A priest once elected, and subsequently denied office, as bishop of the Episcopal Diocese of Northern Michigan is moving on from at least one church he leads, leaving behind a precipitously declining congregation with only a handful of attendees.
The Rev. Kevin G. Thew Forrester’s 2009 election triggered opposition from across the church after it was revealed that he had received a Zen Buddhist ordination. Forrester had unilaterally edited the baptismal rite in church services he presided over in an effort to bypass doctrines he disagreed with, including original sin and the existence of Satan. The clergyman from Marquette, the largest city in Michigan’s geographically vast Upper Peninsula, also inserted a verse from the Koran into a church service as the Word of God.
However, Forrester was never consecrated. That’s because his election to oversee the Northern Michigan diocese did not receive consent from a sufficient number of diocesan bishops and standing committees, as required by Episcopal Church canon law. It was the first time a bishop-elect had been denied consent since the 1930s, and the first time since the 1870s that one had been rejected for theological reasons.
He remained in his position as “ministry developer,” overseeing three congregations: St. Paul’s, Marquette; St. John’s, Negaunee; and Trinity, Houghton.
At the same time, publicly available numbers reveal a significantly diminished congregation.
In 2007, when Forrester began his work as ministry developer, Trinity had an average Sunday attendance of 45. In 2017, the most recently reported year, attendance had dropped to 12, while membership dropped 75 percent from 120 members to 30.
Forrester’s other two parishes also declined over the same period. St. Paul’s dropped from a 2007 attendance of 75 to fewer than 50. At St. John’s attendance is down to 15 from 27.
Forrester’s website describes him as a “teacher of the soul’s journey,” an interfaith spiritual writer and an Episcopal priest. He is also a contributing essayist for the Progressing Spirit blog of self-described “non-theist” John Shelby Spong, an infamous former Episcopal bishop from New Jersey.

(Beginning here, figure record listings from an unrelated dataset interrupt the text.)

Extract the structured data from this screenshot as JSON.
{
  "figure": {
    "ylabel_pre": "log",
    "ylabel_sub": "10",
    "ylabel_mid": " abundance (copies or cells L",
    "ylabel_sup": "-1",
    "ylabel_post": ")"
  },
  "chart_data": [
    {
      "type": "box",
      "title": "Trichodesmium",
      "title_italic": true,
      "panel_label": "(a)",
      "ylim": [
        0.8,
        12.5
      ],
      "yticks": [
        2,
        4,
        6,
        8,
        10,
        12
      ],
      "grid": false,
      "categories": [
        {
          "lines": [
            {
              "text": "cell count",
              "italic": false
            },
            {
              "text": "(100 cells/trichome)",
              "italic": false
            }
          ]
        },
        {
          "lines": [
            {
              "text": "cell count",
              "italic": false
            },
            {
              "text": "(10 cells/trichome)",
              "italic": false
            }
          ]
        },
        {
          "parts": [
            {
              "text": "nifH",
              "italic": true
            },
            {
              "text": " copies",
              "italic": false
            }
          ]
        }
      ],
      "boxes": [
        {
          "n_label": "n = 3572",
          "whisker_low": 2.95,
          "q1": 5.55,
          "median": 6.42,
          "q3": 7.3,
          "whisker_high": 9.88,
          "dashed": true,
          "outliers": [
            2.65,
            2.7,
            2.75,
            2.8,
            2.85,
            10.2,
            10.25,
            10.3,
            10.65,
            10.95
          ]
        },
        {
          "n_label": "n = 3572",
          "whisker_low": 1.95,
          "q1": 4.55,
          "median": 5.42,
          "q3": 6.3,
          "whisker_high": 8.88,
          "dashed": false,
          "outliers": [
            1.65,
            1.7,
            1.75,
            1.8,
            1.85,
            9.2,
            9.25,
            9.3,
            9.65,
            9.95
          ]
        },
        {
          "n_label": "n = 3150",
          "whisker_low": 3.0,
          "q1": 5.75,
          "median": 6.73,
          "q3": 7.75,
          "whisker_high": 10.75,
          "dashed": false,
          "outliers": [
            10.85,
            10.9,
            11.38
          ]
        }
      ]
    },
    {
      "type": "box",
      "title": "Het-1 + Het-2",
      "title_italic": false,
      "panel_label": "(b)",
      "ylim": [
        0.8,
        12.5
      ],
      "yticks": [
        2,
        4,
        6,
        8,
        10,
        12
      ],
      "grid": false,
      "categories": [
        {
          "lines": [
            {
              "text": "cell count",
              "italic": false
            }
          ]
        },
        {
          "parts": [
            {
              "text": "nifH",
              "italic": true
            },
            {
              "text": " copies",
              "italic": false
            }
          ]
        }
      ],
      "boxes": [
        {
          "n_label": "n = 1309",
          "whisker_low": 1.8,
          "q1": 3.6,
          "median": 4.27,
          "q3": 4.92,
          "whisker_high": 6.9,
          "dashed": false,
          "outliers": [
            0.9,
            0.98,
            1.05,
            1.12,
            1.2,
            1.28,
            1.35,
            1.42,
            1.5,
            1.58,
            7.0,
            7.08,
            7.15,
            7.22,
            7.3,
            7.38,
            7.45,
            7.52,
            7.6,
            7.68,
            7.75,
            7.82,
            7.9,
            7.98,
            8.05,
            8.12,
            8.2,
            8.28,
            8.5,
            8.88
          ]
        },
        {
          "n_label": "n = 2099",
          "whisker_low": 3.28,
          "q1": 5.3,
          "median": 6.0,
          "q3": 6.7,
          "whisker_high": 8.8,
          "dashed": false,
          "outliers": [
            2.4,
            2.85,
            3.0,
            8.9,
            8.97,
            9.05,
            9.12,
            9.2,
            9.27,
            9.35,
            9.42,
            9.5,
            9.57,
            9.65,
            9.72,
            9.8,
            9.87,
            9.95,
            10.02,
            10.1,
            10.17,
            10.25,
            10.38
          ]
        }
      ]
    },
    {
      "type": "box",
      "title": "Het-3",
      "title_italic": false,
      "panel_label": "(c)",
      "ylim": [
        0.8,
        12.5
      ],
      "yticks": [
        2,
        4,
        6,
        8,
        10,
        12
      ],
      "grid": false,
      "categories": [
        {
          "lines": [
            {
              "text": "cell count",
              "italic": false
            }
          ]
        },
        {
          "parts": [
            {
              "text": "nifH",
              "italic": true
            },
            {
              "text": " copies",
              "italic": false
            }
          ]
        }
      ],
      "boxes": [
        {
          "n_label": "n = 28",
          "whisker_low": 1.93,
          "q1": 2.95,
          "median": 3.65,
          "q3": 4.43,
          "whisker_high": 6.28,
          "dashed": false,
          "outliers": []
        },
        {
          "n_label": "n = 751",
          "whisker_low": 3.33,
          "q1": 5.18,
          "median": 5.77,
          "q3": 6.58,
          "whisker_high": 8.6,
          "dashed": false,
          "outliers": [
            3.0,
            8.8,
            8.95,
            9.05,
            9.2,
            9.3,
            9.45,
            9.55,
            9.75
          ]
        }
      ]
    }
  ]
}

In one talk featured on his blog, Forrester uncritically states that “most scholars are pretty much in agreement; he [St. Mark] pretty much created that story [about demons and healing].”

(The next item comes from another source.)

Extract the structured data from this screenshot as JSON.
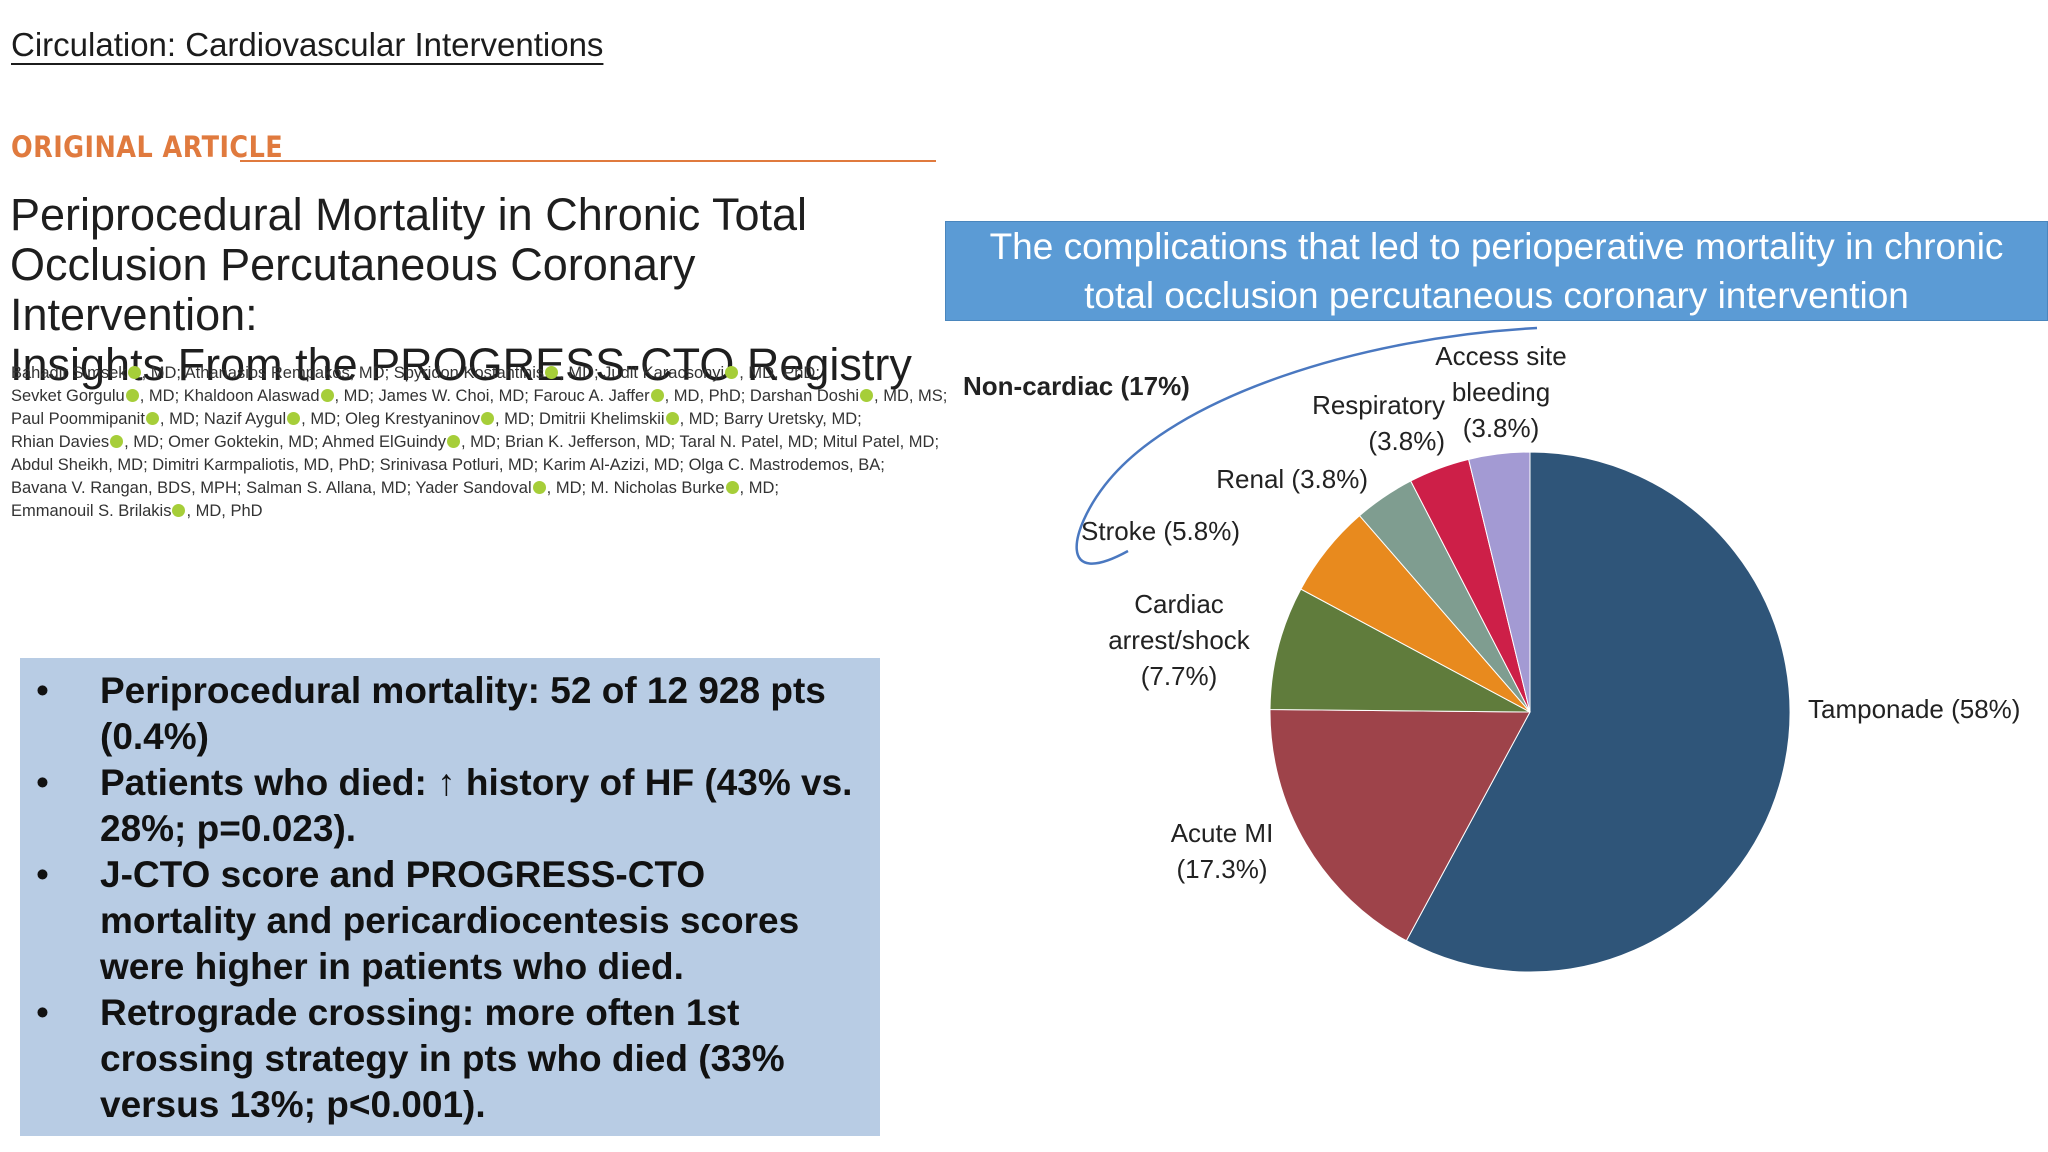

Despite few members in its congregation, the job at Trinity Houghton lists a generous compensation of up to $60,000 and four weeks’ vacation time.

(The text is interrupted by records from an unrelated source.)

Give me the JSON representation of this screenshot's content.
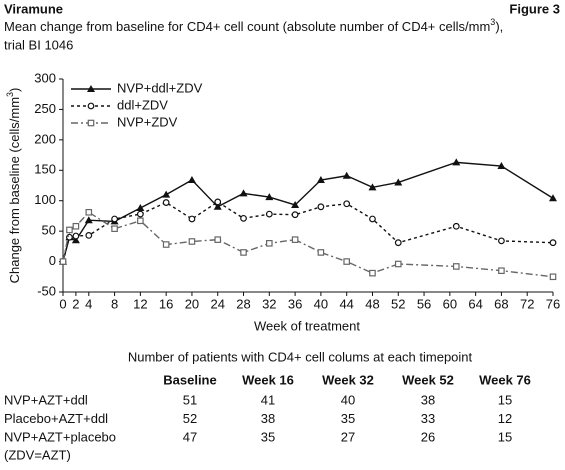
{
  "header": {
    "title": "Viramune",
    "figure": "Figure 3",
    "subtitle_parts": [
      "Mean change from baseline for CD4+ cell count (absolute number of CD4+ cells/mm",
      "3",
      "),"
    ],
    "subtitle_line2": "trial BI 1046"
  },
  "chart_data": {
    "type": "line",
    "x_label": "Week of treatment",
    "y_label_parts": [
      "Change from baseline (cells/mm",
      "3",
      ")"
    ],
    "x": [
      0,
      1,
      2,
      4,
      8,
      12,
      16,
      20,
      24,
      28,
      32,
      36,
      40,
      44,
      48,
      52,
      61,
      68,
      76
    ],
    "series": [
      {
        "name": "NVP+ddl+ZDV",
        "color": "#111111",
        "marker": "triangle",
        "dash": "none",
        "values": [
          0,
          40,
          35,
          68,
          66,
          88,
          110,
          134,
          90,
          112,
          106,
          93,
          134,
          141,
          122,
          130,
          163,
          157,
          104
        ]
      },
      {
        "name": "ddl+ZDV",
        "color": "#111111",
        "marker": "circle",
        "dash": "3,3",
        "values": [
          0,
          40,
          42,
          43,
          70,
          78,
          97,
          70,
          98,
          71,
          78,
          77,
          90,
          95,
          70,
          31,
          58,
          34,
          31
        ]
      },
      {
        "name": "NVP+ZDV",
        "color": "#666666",
        "marker": "square",
        "dash": "7,3,2,3",
        "values": [
          0,
          52,
          58,
          81,
          54,
          67,
          28,
          33,
          36,
          15,
          30,
          36,
          15,
          0,
          -19,
          -4,
          -8,
          -15,
          -25
        ]
      }
    ],
    "xlim": [
      0,
      76
    ],
    "xticks": [
      0,
      2,
      4,
      8,
      12,
      16,
      20,
      24,
      28,
      32,
      36,
      40,
      44,
      48,
      52,
      56,
      60,
      64,
      68,
      72,
      76
    ],
    "ylim": [
      -50,
      300
    ],
    "yticks": [
      -50,
      0,
      50,
      100,
      150,
      200,
      250,
      300
    ],
    "grid": false,
    "legend": "upper left"
  },
  "table": {
    "title": "Number of patients with CD4+ cell colums at each timepoint",
    "columns": [
      "Baseline",
      "Week 16",
      "Week 32",
      "Week 52",
      "Week 76"
    ],
    "rows": [
      [
        "NVP+AZT+ddl",
        51,
        41,
        40,
        38,
        15
      ],
      [
        "Placebo+AZT+ddl",
        52,
        38,
        35,
        33,
        12
      ],
      [
        "NVP+AZT+placebo",
        47,
        35,
        27,
        26,
        15
      ]
    ],
    "note": "(ZDV=AZT)"
  }
}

“With that kind of pay it’s the best job in the diocese,” assessed Dennis Lennox, a Michigan Episcopalian and religious affairs commentator familiar with the diocese. “It might even be the best job in the Episcopal Church, given the congregation is only around 12 souls.”
As for the diocese, statistics from the Episcopal Church’s Office of the General Convention show that it has continued to wither away, shuttering six congregations between 2007 and 2017 (from 27 to 21) and dropping 40 percent in average Sunday attendance from 690 to 411. In the most recent reporting year there were only four baptisms and zero confirmations in the entire diocese.